Combining an MRI brain scan with blood test results could become a potent duo in producing clinically relevant information for glioblastoma patients and subsequently direct the most appropriate care for their disease, according to a study published February 27 in Neuro-Oncology Advances.
Researchers from the University of Pennsylvania (Penn) used MRI to image the blood-brain barrier and determine whether it could prevent cancer-related DNA (cfDNA) and tumor DNA (ctDNA) in the blood from entering the brain, which would fuel a recurrence or progression of glioblastoma.
"These findings represent an important step in understanding the factors that determine plasma cfDNA concentration and ctDNA detection, and hence the potential clinical utility of plasma-based liquid biopsy, in patients with glioblastoma," wrote the authors, led by Dr. Seyed Ali Nabavizadeh, an assistant professor of radiology at Penn.
Glioblastoma is a particularly aggressive form of cancer, with a five-year survival rate of only 5% to 10%. Even after treatment, the disease returns for almost all patients and does so in a mutated form, which requires repeat brain surgery.
One way to monitor glioblastoma is through blood samples, also known as liquid biopsies. These diagnostic tests measure both the amount of DNA (cfDNA) that cancer releases into the blood and the total amount of tumor DNA (ctDNA) in the blood.
Normally, the blood-brain barrier protects the brain from any infiltration of diseased blood, but cancer-related DNA can still slip through the blood-brain barrier and into the brain to exacerbate the glioblastoma. In this situation, MRI can play a pivotal role by determining how "leaky" the blood-brain barrier is. A porous blood-brain barrier would allow higher levels of cfDNA and ctDNA to enter a patient's brain.

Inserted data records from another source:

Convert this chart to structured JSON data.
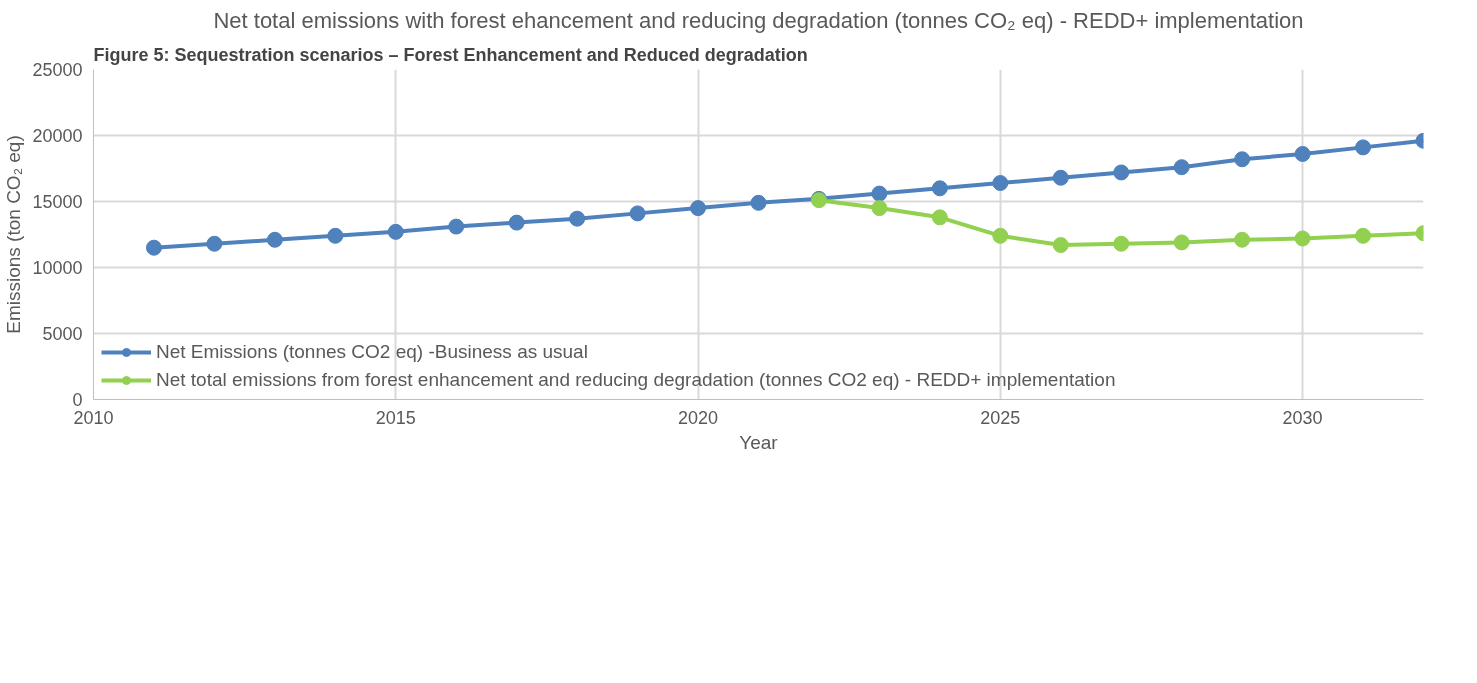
{
  "chart_data": {
    "type": "line",
    "title": "Net total emissions with forest ehancement and reducing degradation (tonnes CO₂ eq) - REDD+ implementation",
    "xlabel": "Year",
    "ylabel": "Emissions (ton CO₂ eq)",
    "annotations": [
      "Figure 5: Sequestration scenarios – Forest Enhancement and Reduced degradation"
    ],
    "x": [
      2011,
      2012,
      2013,
      2014,
      2015,
      2016,
      2017,
      2018,
      2019,
      2020,
      2021,
      2022,
      2023,
      2024,
      2025,
      2026,
      2027,
      2028,
      2029,
      2030,
      2031,
      2032
    ],
    "series": [
      {
        "name": "Net Emissions (tonnes CO2 eq) -Business as usual",
        "color": "#4f81bd",
        "values": [
          11500,
          11800,
          12100,
          12400,
          12700,
          13100,
          13400,
          13700,
          14100,
          14500,
          14900,
          15200,
          15600,
          16000,
          16400,
          16800,
          17200,
          17600,
          18200,
          18600,
          19100,
          19600
        ]
      },
      {
        "name": "Net total emissions from forest enhancement and reducing degradation (tonnes CO2 eq) - REDD+ implementation",
        "color": "#92d050",
        "values": [
          null,
          null,
          null,
          null,
          null,
          null,
          null,
          null,
          null,
          null,
          null,
          15100,
          14500,
          13800,
          12400,
          11700,
          11800,
          11900,
          12100,
          12200,
          12400,
          12600
        ]
      }
    ],
    "xlim": [
      2010,
      2032
    ],
    "xticks": [
      2010,
      2015,
      2020,
      2025,
      2030
    ],
    "ylim": [
      0,
      25000
    ],
    "yticks": [
      0,
      5000,
      10000,
      15000,
      20000,
      25000
    ],
    "grid": true,
    "legend": "bottom",
    "marker": "circle",
    "line_style": "solid"
  }
}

For this study, the researchers analyzed tumor samples and results from 3-tesla MRI brain scans (Magnetom TrioTim, Magnetom Skyra, Magnetom Vida, Siemens Healthineers) of 42 adult patients (median age, 65 years; range, 20-81 years) with newly diagnosed glioblastoma. The protocol included dynamic contrast-enhanced (DCE) perfusion to assess blood-brain barrier integrity and help calculate amounts of tumor DNA circulating in the blood. Blood samples were collected immediately prior to surgery.
The study also found a correlation between the amount of cfDNA and the density of macrophages that account for a large percentage of the cells inside glioblastoma and represent a major barrier to the immune system fighting the tumor.
The researchers discovered a correlation between the amount of cfDNA and the density of macrophages inside the glioblastoma, which suggests that the "shedding of cfDNA into the blood is dependent on a sufficient level of blood-brain barrier disruption," the authors wrote. In addition, the increased tumor macrophage density and tumor size were associated with greater cfDNA concentration in the blood.
"This study is the first step toward a better understanding of the factors that influence plasma cfDNA concentration and somatic mutation detection in glioblastoma," Nabavizadeh and colleagues concluded. "Future studies are warranted to investigate the clinical utility of these findings to predict which subset of patients may benefit from liquid biopsy."